透析室にアニマル・セラピー

 

実は私のささやかな夢に「animal-assisted therapy」の導入というものがあります。

 

日本語で四角四面に訳すと「動物介在療法」なんですが

「アニマル・セラピー」という方が知られていると思いますし

「療法」というよりも「セラピー」の方が、親近感が湧くイメージがありますね。

 

きっと失笑されるのを承知で、書いてみます。

 

ネットで検索しても見つけることはできませんでした。 既存の施設で、されているところはあるのでしょうか。

 

実は血液透析室という場所で、ペット達に活躍してもらいたいという企みを持っているのです。

 

透析関連ではありませんが、こういう文献があります。

 

The healing power of the human-animal connection.

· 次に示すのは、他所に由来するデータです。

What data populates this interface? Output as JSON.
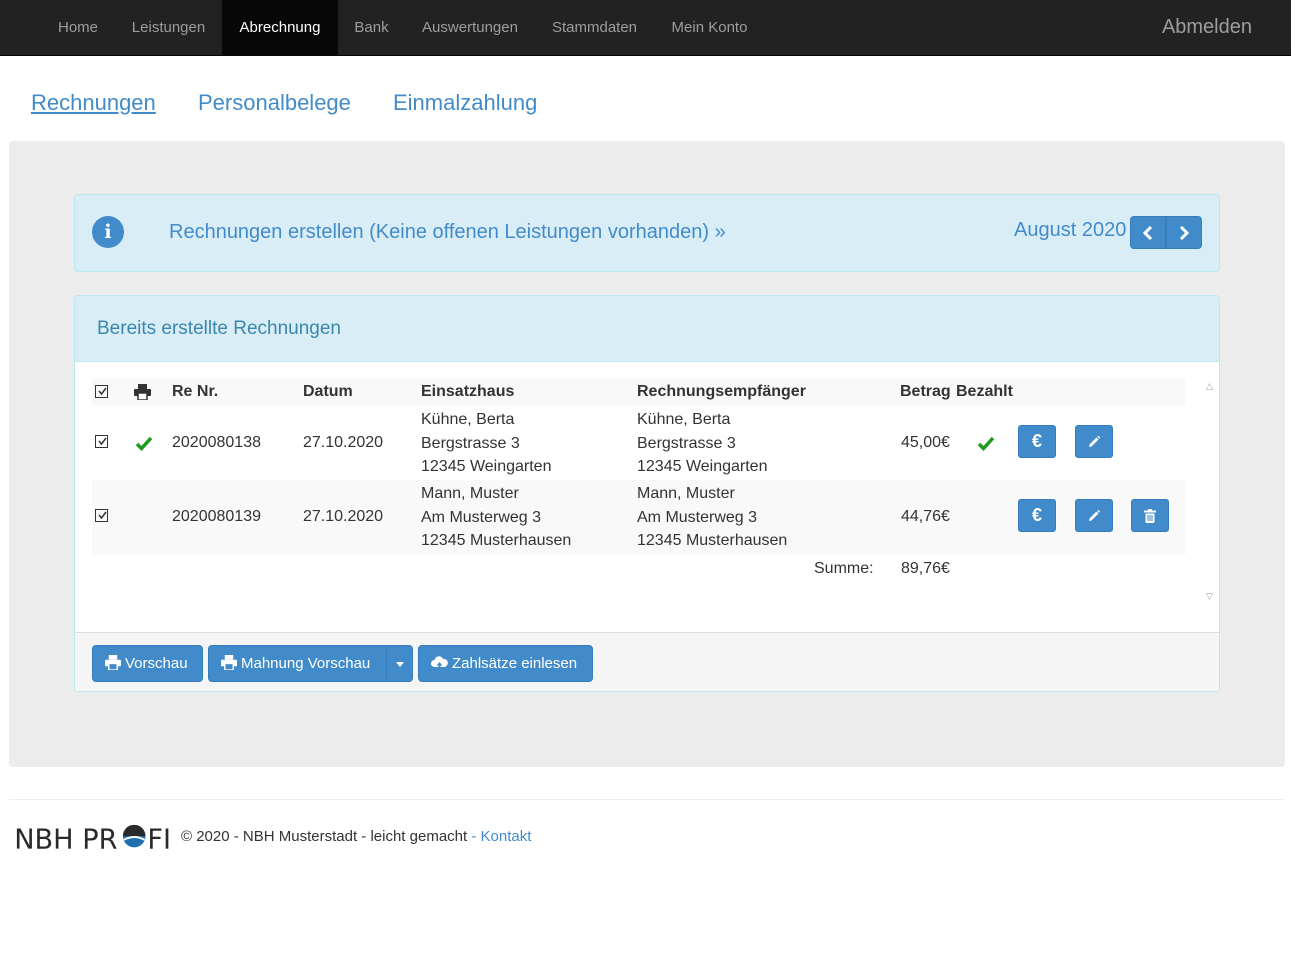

American journal of critical care : an official publication, American Association of Critical-Care Nurses. 2008 Jul;17(4);373-6.

 

 

 

日本語では「人と動物の絆による癒しの力」というタイトルになるのでしょうか。

 

この中に、アニマル・セラピーの利点をまとめた表があります。

 

pet therapyの表

 

これらの研究の方法は、さまざまです。

 

・10分から20分間、ペットと接触して、その効果をみたもの

・ペットを実際に飼ってもらうこと (もちろん自宅で、でしょうね。)

・魚が泳いでいるのをただ眺めること

・ペットとボランティア(もちろん人間)が、それぞれ12分間訪問した効果を比較したもの

 

つまり、決まった方法などなく、ペットと人とのつながりを促す方法なら何でも良いという感じです。

 

結果として

 

・幸福感の増大

・身体的苦痛の軽減

・精神的苦痛の緩和

・リラックスし、落ち着くこと

・心肺機能の改善

・体温、呼吸数、血圧などの身体的な安定化

 

 

つまりは、その人を元気づけ、くつろがせ

自尊心などのポジティブな感情を呼び起こし

感情豊かに、他の人との関わりをも良好にしていく。

 

何となく予想されることですし

検査データでは表せない変化が期待できるということですね。

 

 

その一方で、やはり生き物である以上リスクがつきまといます。

・アレルギーの問題

・人畜共通感染症の問題

・ペット自体がストレスを抱え込んで人に危害を与えないのか。

 

 

アメリカのメイヨークリニックには、ペット面会プログラムというものがあって

実際にペットとの面会を許可しているそうです。

当然ですが、その最低限のルールというのがあります。

 

・ペットが健康で、もちろん寄生虫などに感染していないこと。

 

・最近の狂犬病予防接種の証明書があること。

 

・面会前の24時間以内にちゃんとお風呂に入れていて、グルーミングされていること。

 

・面会は2時間以内にとどめること。

 

・ずっとリースをつないで、誰かが必ず持っていること。

 

・他の患者と接触しないこと。

 

病院によっては、追加の要件があるようです。

 

例えば、メリーランド大学医療センターは

ペットの毛やフケが落ちないように、ペット用のコートやTシャツの着用を義務づけているそうです。

 

 

「透析室にアニマル・セラピー」

荒唐無稽のお話でしょうか。

 
実は、佐久田がそう言い出すのも、ひとりの友人の影響を大きく受けているからです。

日本介助犬協会 事務局長の高柳友子さん。

彼女は沖縄県立中部病院の研修医時代をともに過ごした同期の仲間なのです。

sinsia

施設を見学させてもらって、素直に思ったことは

介助犬は確かにその人を介助するという役割を持っていますが

実は一番の役割は、使用者が世話をする生き物として、責任を負ってもらうということでした。

 

人が生きがいを持つということは、与えられるだけでなく

与える立場を思い出させてくれることが必要なんですね。

誰かの役に立っているのだということ。

誰かとともに生きているのだという実感。

 

高柳先生、違っていたらごめんなさい。